«Ça fait 14 ans que je fais des soins à domicile en tant qu'infirmière clinicienne dans Montréal-Nord. La clientèle est lourde, démunie. Je peux vous dire que j'ai vu des restructurations de toutes les couleurs dans ma carrière. Mais je n'ai jamais rien vécu de tel. Je suis traitée comme une enfant, nous sommes infantilisés. J'ai l'impression de travailler sur une chaîne de montage de conserves de tomates», a raconté, la voix étranglée, une infirmière bachelière qui a demandé à ce qu'on ne révèle pas son identité.

Elle a expliqué que les patients paient un fort prix pour l'implantation de la méthode Proaction. «Je suis obligée de leur dire que je n'ai que 15 minutes à leur accorder. Je n'ai plus le temps de leur parler. J'ai constamment peur de me faire taper sur les doigts. J'ai une collègue qui a demandé une mutation de poste tellement c'est devenu invivable.»

Cette infirmière, comme une douzaine d'intervenants en santé à qui La Presse a eu l'occasion de parler, affirme que les directions des centres de santé ont coupé dans les heures de bains pour augmenter l'efficacité de leurs interventions. «Nous avons maintenant une liste d'attente pour que nos bénéficiaires obtiennent un bain une fois par semaine, a déploré l'une d'elles. C'est inhumain. J'en ai un présentement qui souffre de plaies au siège et il est sur la liste d'attente.»
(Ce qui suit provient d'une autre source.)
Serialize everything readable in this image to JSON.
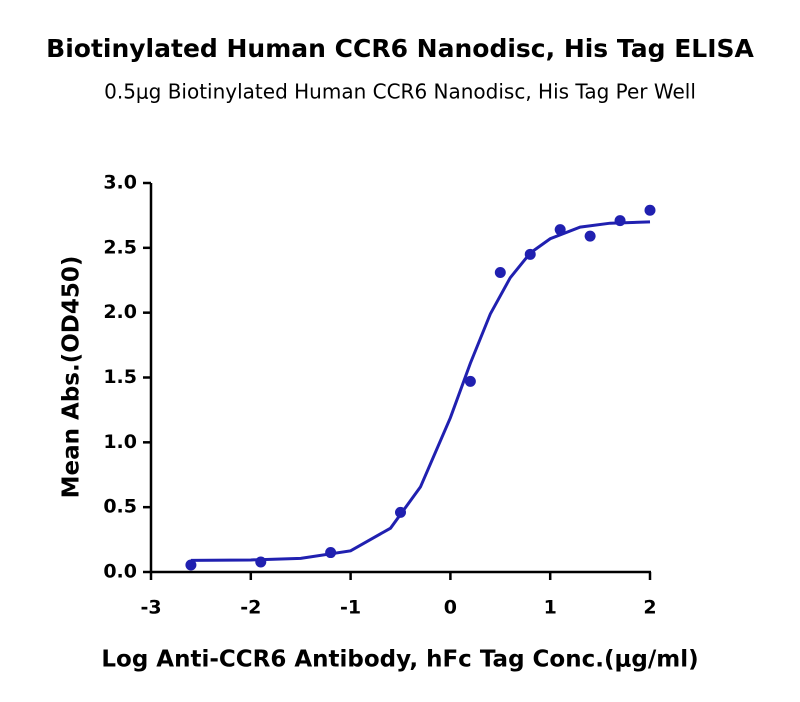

Un intervenant social de Notre-Dame-de-Grâce a pour sa part expliqué que son équipe a bien essayé d'obtenir des changements, de faire réaliser à la direction que la grille n'est pas un bon outil. «On nous a dit qu'on en prenait bonne note, dit-il. Les mois ont passé, et on nous a annoncé que la grille serait désormais à l'horizontale au lieu d'être à la verticale. Mais c'est la même maudite grille.»
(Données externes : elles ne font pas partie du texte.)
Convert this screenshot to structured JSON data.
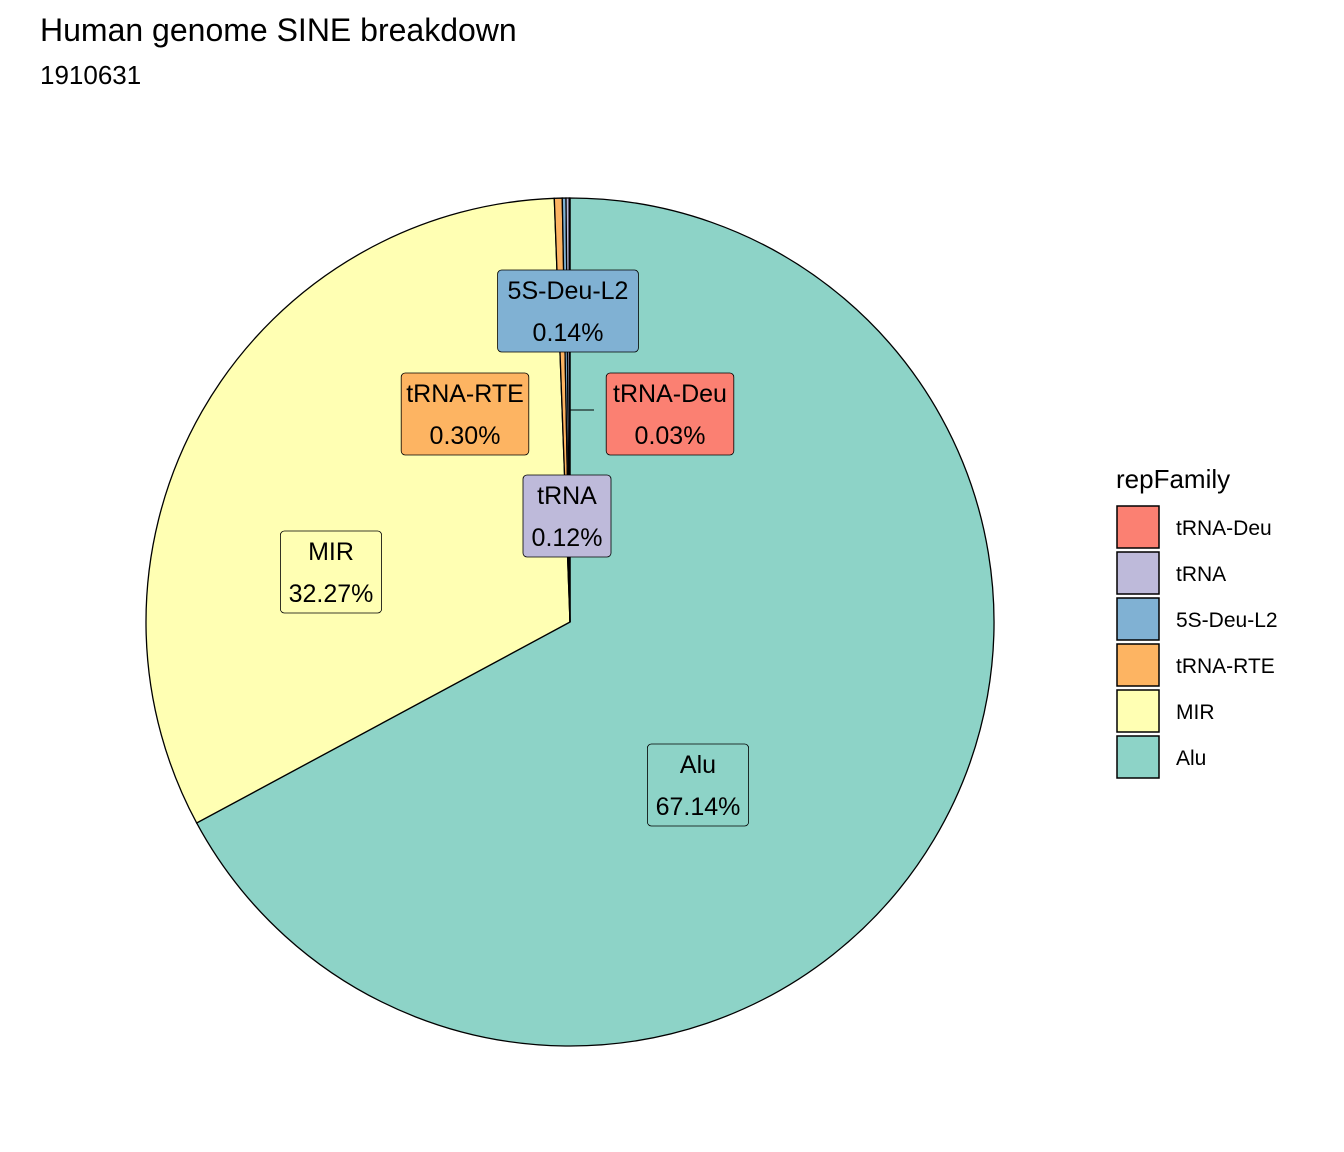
{
  "title": "Human genome SINE breakdown",
  "subtitle": "1910631",
  "chart_data": {
    "type": "pie",
    "title": "Human genome SINE breakdown",
    "subtitle": "1910631",
    "legend_title": "repFamily",
    "legend_position": "right",
    "start": "12 o'clock, clockwise from Alu",
    "slices": [
      {
        "name": "Alu",
        "percent": 67.14,
        "label": "67.14%",
        "color": "#8DD3C7"
      },
      {
        "name": "MIR",
        "percent": 32.27,
        "label": "32.27%",
        "color": "#FFFFB3"
      },
      {
        "name": "tRNA-RTE",
        "percent": 0.3,
        "label": "0.30%",
        "color": "#FDB462"
      },
      {
        "name": "5S-Deu-L2",
        "percent": 0.14,
        "label": "0.14%",
        "color": "#80B1D3"
      },
      {
        "name": "tRNA",
        "percent": 0.12,
        "label": "0.12%",
        "color": "#BEBADA"
      },
      {
        "name": "tRNA-Deu",
        "percent": 0.03,
        "label": "0.03%",
        "color": "#FB8072"
      }
    ],
    "legend_order": [
      "tRNA-Deu",
      "tRNA",
      "5S-Deu-L2",
      "tRNA-RTE",
      "MIR",
      "Alu"
    ]
  }
}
L'Agence de santé et des services sociaux de Montréal, qui doit en principe approuver les contrats signés par les CSSS, n'a pas répondu à la demande de renseignements de La Presse. Dans les différents CSSS, les directions n'ont pas commenté. Chez Proaction, le dirigeant, M. Lefebvre, parle «d'une résistance au changement» de la part du personnel, dans un contexte «de courbe émotionnelle» à la hausse.